Cal receiver chases goal: a 6th season
By Mark Purdy
The NCAA keeps telling us it wants to reward true student athletes. Chase Lyman has a modest reward in mind.
How about giving him a fair shake?
Lyman played wide receiver for Cal last year -- at least until the Bears' fourth game. In the third quarter of the Bears' loss to USC, his left knee was twisted and his season was done. Because he was a fifth-year senior, Lyman's college career was also thought to be finished.
But why should that be? That's what Lyman wanted to know. He had already missed the 2002 season because of a torn hamstring muscle. Now he was going to miss almost the entire 2004 season. Lyman knew about an NCAA rule that allows a sixth year of eligibility in such cases.
``There's still some stuff in college I'd like to accomplish,'' Lyman said Thursday. ``I'd like to go to the Rose Bowl. That's always the goal. And I think with the coaches and players we have, there's a chance to do that next season.''
Thus, with the encouragement of Coach Jeff Tedford and several teammates, Lyman sent a letter to the NCAA a few months ago. He asked for a medical-hardship waiver that would permit him to play the 2005 season.
His chances, however, do not look so hot -- simply because of a 36-minute technicality. Under the strictest interpretation of NCAA rules, a sixth year of eligibility is granted only to a player who has missed at least 80 percent of two seasons. If Lyman had been hurt in Cal's third game, rather than 36 minutes into the fourth game, there would have been no problem.
To buttress his case, Lyman has told the NCAA that during his time at Cal, he played in barely half of the games because of other medical issues -- torn ankle ligaments, a groin pull, a hip pointer, even an emergency appendectomy.

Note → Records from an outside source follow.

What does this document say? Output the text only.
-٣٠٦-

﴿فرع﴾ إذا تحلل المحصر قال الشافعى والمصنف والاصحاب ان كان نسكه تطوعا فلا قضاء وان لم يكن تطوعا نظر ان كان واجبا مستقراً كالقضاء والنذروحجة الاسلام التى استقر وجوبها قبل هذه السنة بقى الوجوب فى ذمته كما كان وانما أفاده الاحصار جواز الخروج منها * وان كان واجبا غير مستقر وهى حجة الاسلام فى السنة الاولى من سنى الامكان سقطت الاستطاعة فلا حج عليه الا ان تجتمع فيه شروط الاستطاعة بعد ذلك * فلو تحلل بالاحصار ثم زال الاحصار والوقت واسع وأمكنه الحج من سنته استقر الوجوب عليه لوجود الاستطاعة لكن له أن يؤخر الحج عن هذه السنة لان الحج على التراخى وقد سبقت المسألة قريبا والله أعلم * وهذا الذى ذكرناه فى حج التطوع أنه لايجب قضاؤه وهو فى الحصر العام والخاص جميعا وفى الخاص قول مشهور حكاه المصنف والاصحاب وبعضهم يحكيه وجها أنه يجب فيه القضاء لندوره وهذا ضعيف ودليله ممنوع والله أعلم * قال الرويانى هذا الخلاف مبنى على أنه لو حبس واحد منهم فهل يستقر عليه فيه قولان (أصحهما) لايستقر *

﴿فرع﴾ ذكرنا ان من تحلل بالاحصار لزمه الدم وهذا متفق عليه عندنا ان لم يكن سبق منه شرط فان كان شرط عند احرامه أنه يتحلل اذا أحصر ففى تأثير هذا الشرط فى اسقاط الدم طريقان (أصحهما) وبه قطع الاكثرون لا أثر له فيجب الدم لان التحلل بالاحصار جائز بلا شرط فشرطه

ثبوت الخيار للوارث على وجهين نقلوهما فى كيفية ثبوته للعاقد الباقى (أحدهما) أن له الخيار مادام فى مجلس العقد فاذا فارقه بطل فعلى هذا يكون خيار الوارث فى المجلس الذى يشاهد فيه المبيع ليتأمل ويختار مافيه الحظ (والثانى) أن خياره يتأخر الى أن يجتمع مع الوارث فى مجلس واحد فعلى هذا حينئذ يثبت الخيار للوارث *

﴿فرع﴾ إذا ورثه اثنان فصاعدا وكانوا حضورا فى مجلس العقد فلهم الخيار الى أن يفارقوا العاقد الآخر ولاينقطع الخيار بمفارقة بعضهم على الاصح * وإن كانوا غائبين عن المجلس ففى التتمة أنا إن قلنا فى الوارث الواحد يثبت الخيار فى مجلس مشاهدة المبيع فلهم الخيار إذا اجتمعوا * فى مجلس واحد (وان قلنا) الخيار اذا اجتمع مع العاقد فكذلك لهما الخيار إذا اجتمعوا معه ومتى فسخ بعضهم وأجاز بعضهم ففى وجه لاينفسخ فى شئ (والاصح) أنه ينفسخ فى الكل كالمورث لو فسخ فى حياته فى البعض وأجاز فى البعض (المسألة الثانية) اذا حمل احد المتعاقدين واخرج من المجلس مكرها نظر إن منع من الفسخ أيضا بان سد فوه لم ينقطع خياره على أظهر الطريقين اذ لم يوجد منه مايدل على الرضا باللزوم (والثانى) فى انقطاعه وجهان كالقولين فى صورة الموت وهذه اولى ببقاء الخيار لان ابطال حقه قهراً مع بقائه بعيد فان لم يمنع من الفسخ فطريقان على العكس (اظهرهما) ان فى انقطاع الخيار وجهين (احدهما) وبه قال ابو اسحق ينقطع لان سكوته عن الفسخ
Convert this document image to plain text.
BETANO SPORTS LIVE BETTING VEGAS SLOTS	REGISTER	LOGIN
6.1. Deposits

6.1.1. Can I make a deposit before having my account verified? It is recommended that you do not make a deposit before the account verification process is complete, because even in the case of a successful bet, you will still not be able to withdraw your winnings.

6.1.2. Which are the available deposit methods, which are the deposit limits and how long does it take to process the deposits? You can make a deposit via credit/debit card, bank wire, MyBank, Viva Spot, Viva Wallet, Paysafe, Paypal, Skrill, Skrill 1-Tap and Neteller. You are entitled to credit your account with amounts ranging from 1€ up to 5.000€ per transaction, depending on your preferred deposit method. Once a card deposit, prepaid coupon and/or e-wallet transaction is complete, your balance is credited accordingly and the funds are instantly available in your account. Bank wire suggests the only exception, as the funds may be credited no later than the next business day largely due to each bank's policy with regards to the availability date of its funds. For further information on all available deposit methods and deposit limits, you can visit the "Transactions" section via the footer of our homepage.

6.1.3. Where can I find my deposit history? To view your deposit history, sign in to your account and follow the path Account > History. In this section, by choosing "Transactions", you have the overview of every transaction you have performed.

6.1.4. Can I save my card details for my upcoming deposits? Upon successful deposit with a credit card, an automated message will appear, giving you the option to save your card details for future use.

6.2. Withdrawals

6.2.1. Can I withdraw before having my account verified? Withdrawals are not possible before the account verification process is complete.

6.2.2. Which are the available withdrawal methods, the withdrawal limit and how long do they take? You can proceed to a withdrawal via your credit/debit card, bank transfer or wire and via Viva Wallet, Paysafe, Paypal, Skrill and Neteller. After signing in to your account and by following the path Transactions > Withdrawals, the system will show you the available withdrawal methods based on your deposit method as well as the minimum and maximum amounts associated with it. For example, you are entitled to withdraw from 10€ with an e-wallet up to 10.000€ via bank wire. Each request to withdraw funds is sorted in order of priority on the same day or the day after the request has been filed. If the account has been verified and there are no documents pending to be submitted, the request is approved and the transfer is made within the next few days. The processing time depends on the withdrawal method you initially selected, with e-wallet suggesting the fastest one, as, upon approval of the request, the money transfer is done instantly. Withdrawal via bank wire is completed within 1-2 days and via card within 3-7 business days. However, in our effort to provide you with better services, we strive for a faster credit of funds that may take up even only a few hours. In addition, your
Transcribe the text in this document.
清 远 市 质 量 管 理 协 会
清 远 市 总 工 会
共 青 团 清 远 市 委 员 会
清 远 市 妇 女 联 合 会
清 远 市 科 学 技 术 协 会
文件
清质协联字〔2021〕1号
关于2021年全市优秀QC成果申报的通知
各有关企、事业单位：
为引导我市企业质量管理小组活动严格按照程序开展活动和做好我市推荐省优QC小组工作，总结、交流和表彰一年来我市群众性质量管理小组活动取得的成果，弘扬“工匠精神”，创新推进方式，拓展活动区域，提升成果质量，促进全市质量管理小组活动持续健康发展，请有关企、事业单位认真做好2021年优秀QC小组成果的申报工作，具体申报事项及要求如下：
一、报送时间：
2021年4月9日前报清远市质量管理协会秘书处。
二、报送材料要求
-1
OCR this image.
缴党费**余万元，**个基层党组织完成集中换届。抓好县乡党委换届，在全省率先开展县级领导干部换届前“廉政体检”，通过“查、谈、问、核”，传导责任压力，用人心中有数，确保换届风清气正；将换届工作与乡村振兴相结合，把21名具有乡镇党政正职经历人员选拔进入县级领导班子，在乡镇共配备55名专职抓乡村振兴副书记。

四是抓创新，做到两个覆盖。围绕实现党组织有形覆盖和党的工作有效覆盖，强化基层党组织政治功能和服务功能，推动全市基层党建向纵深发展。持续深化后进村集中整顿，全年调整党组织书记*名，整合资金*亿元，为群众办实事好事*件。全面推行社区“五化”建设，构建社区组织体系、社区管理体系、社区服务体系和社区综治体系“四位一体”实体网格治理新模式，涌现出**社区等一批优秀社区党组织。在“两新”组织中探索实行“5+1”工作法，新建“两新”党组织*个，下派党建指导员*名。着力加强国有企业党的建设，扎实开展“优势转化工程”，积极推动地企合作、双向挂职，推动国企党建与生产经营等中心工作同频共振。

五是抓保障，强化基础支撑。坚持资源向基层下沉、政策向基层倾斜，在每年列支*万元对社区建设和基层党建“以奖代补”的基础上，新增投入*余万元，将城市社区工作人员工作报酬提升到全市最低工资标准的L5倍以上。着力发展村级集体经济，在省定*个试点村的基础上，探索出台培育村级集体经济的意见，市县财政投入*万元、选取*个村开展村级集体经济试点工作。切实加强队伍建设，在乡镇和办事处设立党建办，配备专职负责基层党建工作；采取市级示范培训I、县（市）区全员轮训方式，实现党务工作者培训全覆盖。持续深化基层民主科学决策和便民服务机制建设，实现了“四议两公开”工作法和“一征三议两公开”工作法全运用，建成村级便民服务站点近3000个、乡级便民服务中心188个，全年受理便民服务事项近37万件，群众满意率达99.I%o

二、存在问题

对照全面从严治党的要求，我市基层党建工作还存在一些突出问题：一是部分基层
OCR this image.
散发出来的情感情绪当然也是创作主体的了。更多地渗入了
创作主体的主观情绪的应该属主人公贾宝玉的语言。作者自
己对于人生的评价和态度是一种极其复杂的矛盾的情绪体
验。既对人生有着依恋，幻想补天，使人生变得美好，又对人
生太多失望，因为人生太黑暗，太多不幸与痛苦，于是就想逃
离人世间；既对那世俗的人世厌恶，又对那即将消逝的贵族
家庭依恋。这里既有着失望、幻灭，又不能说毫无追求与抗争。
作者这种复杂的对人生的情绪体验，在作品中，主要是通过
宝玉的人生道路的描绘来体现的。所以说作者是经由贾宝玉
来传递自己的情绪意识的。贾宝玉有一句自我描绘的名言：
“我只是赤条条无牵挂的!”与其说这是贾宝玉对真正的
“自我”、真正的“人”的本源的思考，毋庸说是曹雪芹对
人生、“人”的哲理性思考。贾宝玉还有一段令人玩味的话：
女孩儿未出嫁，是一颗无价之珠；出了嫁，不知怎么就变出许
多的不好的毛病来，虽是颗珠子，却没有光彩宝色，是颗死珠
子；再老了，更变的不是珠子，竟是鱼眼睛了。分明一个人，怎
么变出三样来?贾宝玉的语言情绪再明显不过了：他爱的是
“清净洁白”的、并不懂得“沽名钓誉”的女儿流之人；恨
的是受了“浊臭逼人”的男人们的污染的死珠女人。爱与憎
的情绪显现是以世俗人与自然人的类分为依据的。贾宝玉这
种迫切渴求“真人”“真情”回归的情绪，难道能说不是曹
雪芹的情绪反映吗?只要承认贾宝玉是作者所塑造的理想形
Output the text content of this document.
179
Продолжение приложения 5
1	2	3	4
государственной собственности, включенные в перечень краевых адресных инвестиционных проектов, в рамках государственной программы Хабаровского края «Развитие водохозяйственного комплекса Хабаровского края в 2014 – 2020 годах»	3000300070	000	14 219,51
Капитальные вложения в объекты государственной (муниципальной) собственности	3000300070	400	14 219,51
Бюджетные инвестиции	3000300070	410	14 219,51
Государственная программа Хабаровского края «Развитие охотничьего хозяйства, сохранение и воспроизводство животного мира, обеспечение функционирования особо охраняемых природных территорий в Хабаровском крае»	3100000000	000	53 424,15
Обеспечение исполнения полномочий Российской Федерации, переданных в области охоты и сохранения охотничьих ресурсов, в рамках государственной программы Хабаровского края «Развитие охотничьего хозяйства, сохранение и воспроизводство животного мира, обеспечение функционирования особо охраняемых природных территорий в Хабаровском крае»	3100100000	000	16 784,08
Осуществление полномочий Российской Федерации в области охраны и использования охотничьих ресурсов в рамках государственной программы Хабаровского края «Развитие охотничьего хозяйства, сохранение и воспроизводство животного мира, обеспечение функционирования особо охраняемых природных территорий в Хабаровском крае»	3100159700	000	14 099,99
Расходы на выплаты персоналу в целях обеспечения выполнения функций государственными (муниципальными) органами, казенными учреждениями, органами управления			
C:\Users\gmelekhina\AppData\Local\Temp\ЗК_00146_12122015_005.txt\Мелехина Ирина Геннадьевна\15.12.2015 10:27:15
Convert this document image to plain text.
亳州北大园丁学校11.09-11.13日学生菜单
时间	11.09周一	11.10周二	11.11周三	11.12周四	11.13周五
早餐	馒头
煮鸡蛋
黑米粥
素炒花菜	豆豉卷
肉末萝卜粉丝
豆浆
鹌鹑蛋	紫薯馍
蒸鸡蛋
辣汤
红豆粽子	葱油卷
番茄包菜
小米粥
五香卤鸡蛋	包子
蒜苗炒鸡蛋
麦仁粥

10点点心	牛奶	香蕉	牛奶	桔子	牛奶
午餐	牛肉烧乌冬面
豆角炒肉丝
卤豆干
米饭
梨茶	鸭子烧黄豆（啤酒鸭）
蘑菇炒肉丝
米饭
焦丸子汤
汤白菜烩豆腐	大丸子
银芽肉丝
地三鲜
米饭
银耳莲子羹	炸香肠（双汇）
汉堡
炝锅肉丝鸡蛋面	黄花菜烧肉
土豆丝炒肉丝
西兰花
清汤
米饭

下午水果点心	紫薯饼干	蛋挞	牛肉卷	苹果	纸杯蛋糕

``My experience was kind of cut short every year,'' said Lyman, a former star at St. Francis High. ``I don't know if there's been some kind of curse on me at Cal or what. I just know there's no way I'm going to let an injury end my career.''
You would think the NCAA would want the same thing. Lyman has been an exemplary role model for college athletics. He has never been in trouble, has helped organize charitable activities on campus and already has enough credits to graduate with a degree in American studies. Lyman is the anti-Maurice Clarett.
Except that right now, more than anything, Lyman is in limbo. The NCAA has told him it will rule on his request before the end of this month, so that he can participate in the NFL draft, although his future there is uncertain. When healthy at Cal, the 6-foot-4, 210-pound Lyman displayed next-level talent.
It has all made for a frustrating, odd winter. To protect his pro prospects, Lyman attended the Indianapolis scouting combine. If he receives enough positive feedback, he might turn pro, regardless. But he has followed the NCAA guidelines by not signing with an agent.
At the combine, he ran no agility drills but was clocked in 4.42 for the 40-yard dash, not bad for a guy recovering from knee surgery.
``It's a total meat market there,'' Lyman said, describing the scene, then chuckling slightly. ``It's a unique experience. They interview with all sorts of interesting questions. What was your home life like growing up? A lot of psychology stuff. Do you think you're a cat or a dog? Stuff like that.''
So. Is Lyman a cat or a dog?
``I'm a dog.''
Dogged, too. Let's hope the NCAA gives him the option of proving that at Cal again.